根据这种原子经验主义原则,价值陈述不是科学的陈述,它不能获得普遍经验的证实,也就是说,伦理学命题并不是“在实际意义上有意义的陈述,而只是既不真又不假的表达”。[1](P116)价值命题之所以是没有意义的,是因为它们既不是分析命题,也不是经验命题。价值命题不是分析命题是显而易见的,因为任何价值命题的谓词的内容都不是包含在主词之中的,主词和谓词之间不具有必然联系。价值命题也不是经验命题,因为价值判断所使用的谓词并不能代表事物的能够为感官所感觉的性质,价值术语不可能被翻译为经验术语,价值概念不是地道的谓词,它们不过是情感或情绪的记号或标志,价值判断或陈述因而也不是陈述事实的,而是表达感情的没有意义的妄断。也正是由于价值判断仅仅只是判断者情感的表达,所以艾耶尔认为这使得可能支持价值判断有效性成立的证据便无法成立,这是因为价值判断的证据往往与判断者本人所设想为证据的东西无法区别开来。艾耶尔这样说道:“我们的道德判断所解释的理由,仅仅是在它们决定着态度这一意义上的理由,一个人试图通过吸引另一个人对境况的某种自然特点的注意来影响他,这是想去唤起他的欲望的反应。”[2](P237)价值判断的本质是凭借它所包含的情感、态度因素来产生对他人的影响。在这种情况下,我们不必争辩孰是孰非,道德判断本身也无所谓真假是非,它原本就是判断者本人的主观情感和态度的表达,故而,艾耶尔以一句“道德判断仅仅只是人们的情感喊叫”试图结束无休止的伦理学争论。
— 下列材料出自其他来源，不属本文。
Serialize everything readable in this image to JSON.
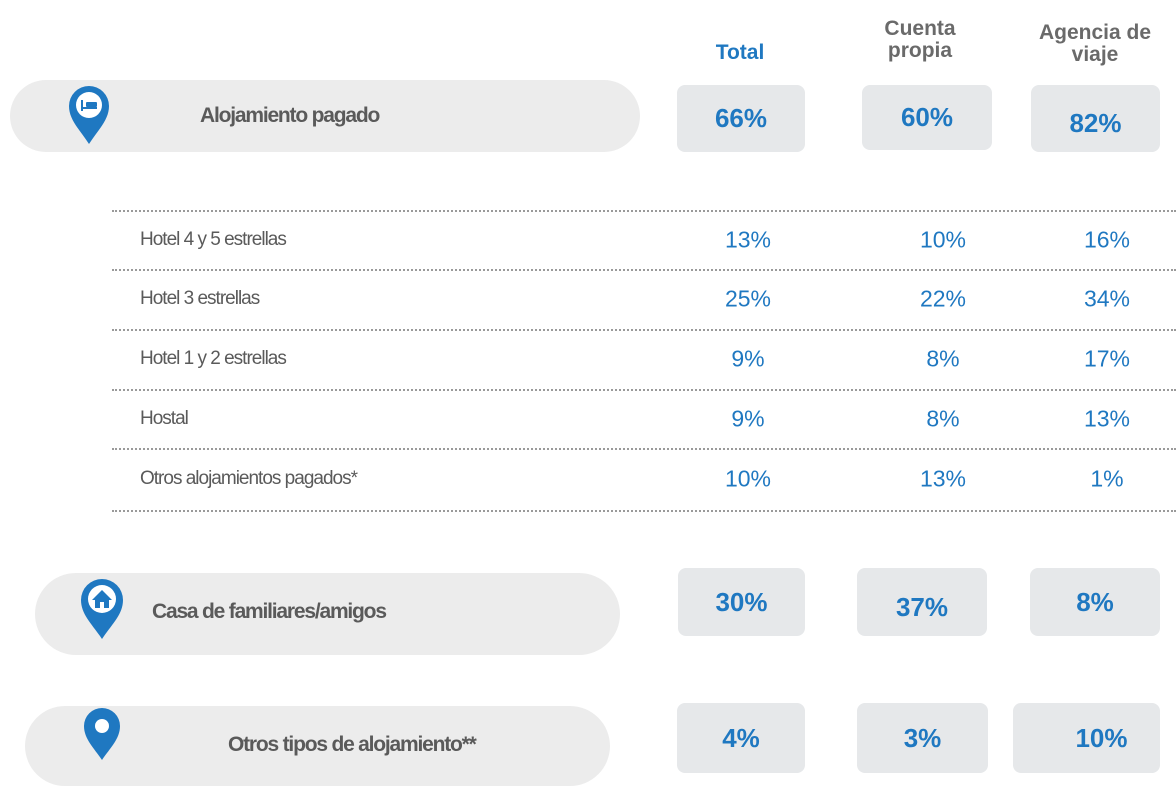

既然价值与价值判断都与情感密切相连,那么,我们应当将对价值判断可证实性的注意力转向情感的可证实性上。情感的难以证实性突出地表现在他人参与个体情感感受的难度,以及由这种困难所引发的对个体情感的检验。他人是无法参与情感主体的感性感受的,而主体本身也无法预期这种感受或直截了当地享有它们。只有当主体已经体验过这些感受以后,它们才能被主体揭示出来。也就是说,它们乃是主体的感受。虽然我们通常能够知道其他人是否处于快乐、悲伤、愤怒、愉悦等情感状态,但是这种“知道”不是一种当下的体验,而是通过对情感主体的某种表现进行判断性的认识之后的一种了解,是对情感主体的情感状态进行抽象后的再体会,但是,那已经成为“我对他感受的感受”了,而不是真正意义上的“他的感受”。此外,每个人都有一个“绝不能向我们展示的绝对的私人空间”,这一私人空间我们可以理解为主体的潜意识领域。潜意识领域是情感产生和发出的重要根源。由于潜意识的难以觉察,所以我们有时候连自己也无法弄明白为何会有某种情绪。中国古人讲“闲愁万种”,指的就是个人对自身情感的模糊性。而对于他人来说,要准确地判断产生于个人私人空间的情感就更加不容易。情感的难以证实性就在于情感是由主体自我产生的,而在产生的过程中潜意识扮演着十分重要的角色,又由于潜意识的隐秘性和难以觉察性,故而他人很难对主体的情感过程进行参与和向经验复归。另外,更为重要的是,他人在对主体情感进行认识和判断的过程中总是夹杂着自身的私人感受,所以对情感的认识不再是一个单纯的心理觉察,而是包含着至少两个个体世界的经验沟通,但这种经验沟通由于意识对潜意识的压抑而变得十分困难。

(二)语言的局限性

价值判断是判断的一种,而作为判断,无非就是为了表达对实在的论断或对思想的陈述,而无论从对实在的论断还是从对思想的陈述来看,语言都是一个必不可少的因素,或者可以这样说,语言就是透视这两者的一个入口,只有对语言形成清晰的理解,我们才有可能知晓这种判断的功能是否可能达到。也正因为如此,对价值判断可证实性进行质疑和否定的哲学家们紧紧抓住了语言这一工具进行论证。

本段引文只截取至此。